Abstract
: Next-generation metagenomic sequencing (mNGS) enables the direct and unbiased detection of pathogens from clinical samples, overcoming the limitations of standard methods. It is particularly valuable in immunocompromised patients and in cases of complex infections. We report the case of a man in his 40s, born in North Africa, who was admitted with progressive skin and soft-tissue lesions after a minor foot trauma. The initially localized infection rapidly worsened, leading to bilateral pneumonia, acute respiratory failure, disseminated intravascular coagulation, and death.
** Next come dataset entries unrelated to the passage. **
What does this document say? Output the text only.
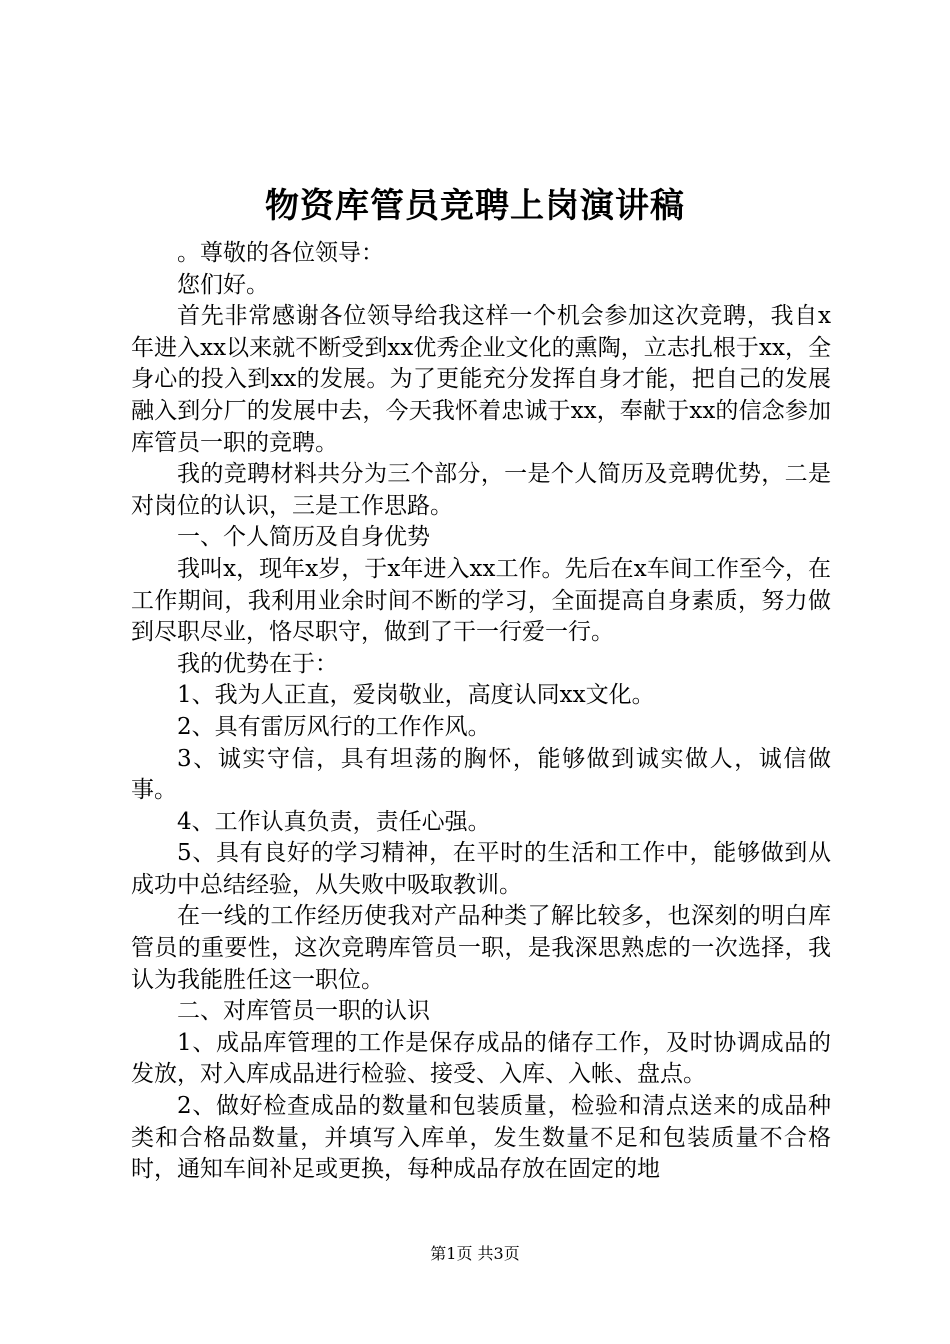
物资库管员竞聘上岗演讲稿

。尊敬的各位领导：

您们好。

首先非常感谢各位领导给我这样一个机会参加这次竞聘，我自x年进入xx以来就不断受到xx优秀企业文化的熏陶，立志扎根于xx，全身心的投入到xx的发展。为了更能充分发挥自身才能，把自己的发展融入到分厂的发展中去，今天我怀着忠诚于xx，奉献于xx的信念参加库管员一职的竞聘。

我的竞聘材料共分为三个部分，一是个人简历及竞聘优势，二是对岗位的认识，三是工作思路。

一、个人简历及自身优势

我叫x，现年x岁，于x年进入xx工作。先后在x车间工作至今，在工作期间，我利用业余时间不断的学习，全面提高自身素质，努力做到尽职尽业，恪尽职守，做到了干一行爱一行。

我的优势在于：

1、我为人正直，爱岗敬业，高度认同xx文化。

2、具有雷厉风行的工作作风。

3、诚实守信，具有坦荡的胸怀，能够做到诚实做人，诚信做事。

4、工作认真负责，责任心强。

5、具有良好的学习精神，在平时的生活和工作中，能够做到从成功中总结经验，从失败中吸取教训。

在一线的工作经历使我对产品种类了解比较多，也深刻的明白库管员的重要性，这次竞聘库管员一职，是我深思熟虑的一次选择，我认为我能胜任这一职位。

二、对库管员一职的认识

1、成品库管理的工作是保存成品的储存工作，及时协调成品的发放，对入库成品进行检验、接受、入库、入帐、盘点。

2、做好检查成品的数量和包装质量，检验和清点送来的成品种类和合格品数量，并填写入库单，发生数量不足和包装质量不合格时，通知车间补足或更换，每种成品存放在固定的地

第1页 共3页
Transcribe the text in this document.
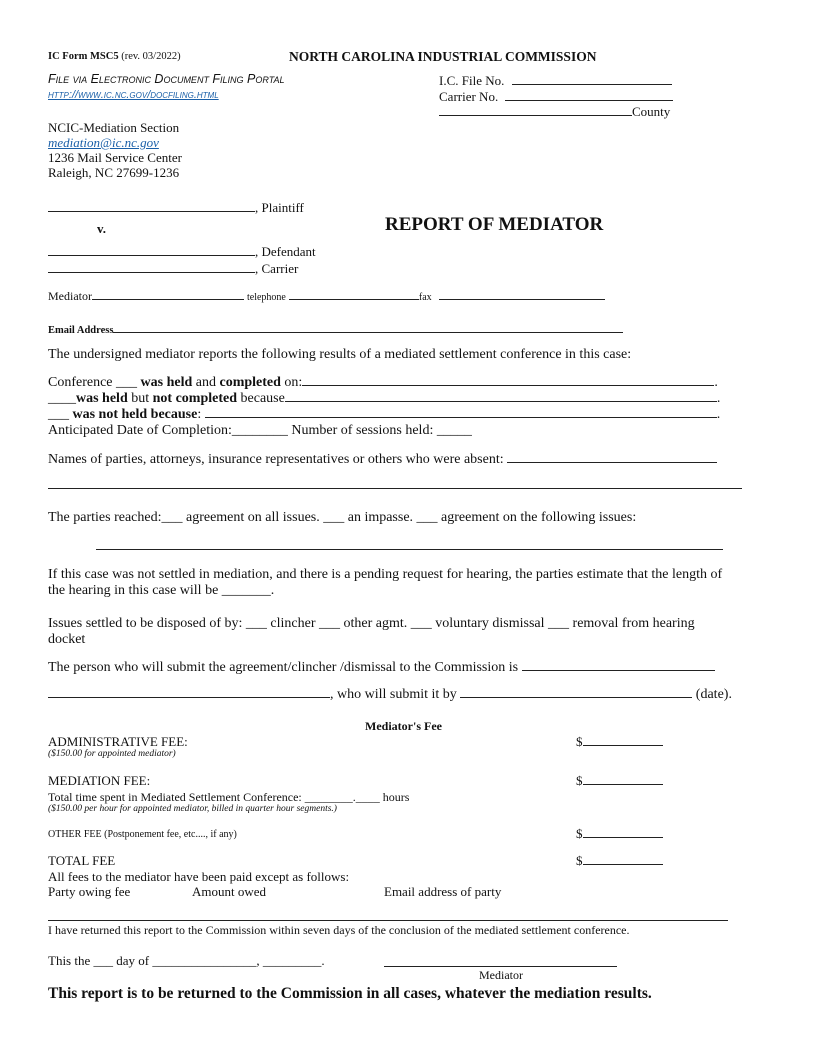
IC Form MSC5 (rev. 03/2022)	NORTH CAROLINA INDUSTRIAL COMMISSION
File via Electronic Document Filing Portal
http://www.ic.nc.gov/docfiling.html
I.C. File No.
Carrier No.
County
NCIC-Mediation Section
mediation@ic.nc.gov
1236 Mail Service Center
Raleigh, NC 27699-1236
, Plaintiff
v.	REPORT OF MEDIATOR
, Defendant
, Carrier
Mediator	telephone	fax
Email Address
The undersigned mediator reports the following results of a mediated settlement conference in this case:
Conference ___ was held and completed on:	.
____was held but not completed because	.
___ was not held because:	.
Anticipated Date of Completion:________ Number of sessions held: _____
Names of parties, attorneys, insurance representatives or others who were absent:
The parties reached:___ agreement on all issues. ___ an impasse. ___ agreement on the following issues:
If this case was not settled in mediation, and there is a pending request for hearing, the parties estimate that the length of
the hearing in this case will be _______.
Issues settled to be disposed of by: ___ clincher ___ other agmt. ___ voluntary dismissal ___ removal from hearing
docket
The person who will submit the agreement/clincher /dismissal to the Commission is
, who will submit it by	(date).
Mediator's Fee
ADMINISTRATIVE FEE:
($150.00 for appointed mediator)
$
MEDIATION FEE:
Total time spent in Mediated Settlement Conference: ________.____ hours
($150.00 per hour for appointed mediator, billed in quarter hour segments.)
$
OTHER FEE (Postponement fee, etc...., if any)	$
TOTAL FEE	$
All fees to the mediator have been paid except as follows:
Party owing fee	Amount owed	Email address of party
I have returned this report to the Commission within seven days of the conclusion of the mediated settlement conference.
This the ___ day of ________________, _________.
Mediator
This report is to be returned to the Commission in all cases, whatever the mediation results.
Histopathological examination revealed granulomatous inflammation with alcohol-resistant bacilli and an undiagnosed cutaneous T-cell lymphoma associated with hemophagocytic syndrome. Conventional microbiological tests identified multiple pathogens, including influenza A virus, herpes simplex virus 1 (HSV-1), Candida albicans, Enterococcus faecalis, Proteus mirabilis, and Pseudomonas aeruginosa; however, their heterogeneous distribution and isolation from non-sterile sites hindered etiological interpretation. Cultures and molecular assays for Mycobacterium species were negative despite findings of histological examination suggestive of granulomatous inflammation with alcohol-resistant bacilli. To clarify the diagnosis, mNGS was performed on blood, serum, and lymph node samples using host DNA depletion and Illumina sequencing. Bioinformatic analysis revealed a diverse microbial landscape, with the detection of Fusarium pseudograminearum, Mycobacterium canettii, and Ralstonia sp., alongside low-level viral sequences [Epstein-Barr virus (EBV) and HSV-1]. These results reflected the patient's severe immune deficiency, characterized by a marked depletion of CD8+ T cells and NK cells. Although the results became available too late to influence treatment, mNGS provided crucial diagnostic insights, demonstrating its ability to uncover hidden or rare pathogens. Early application of mNGS could significantly improve diagnostic precision and therapeutic decisions in critically ill immunocompromised patients.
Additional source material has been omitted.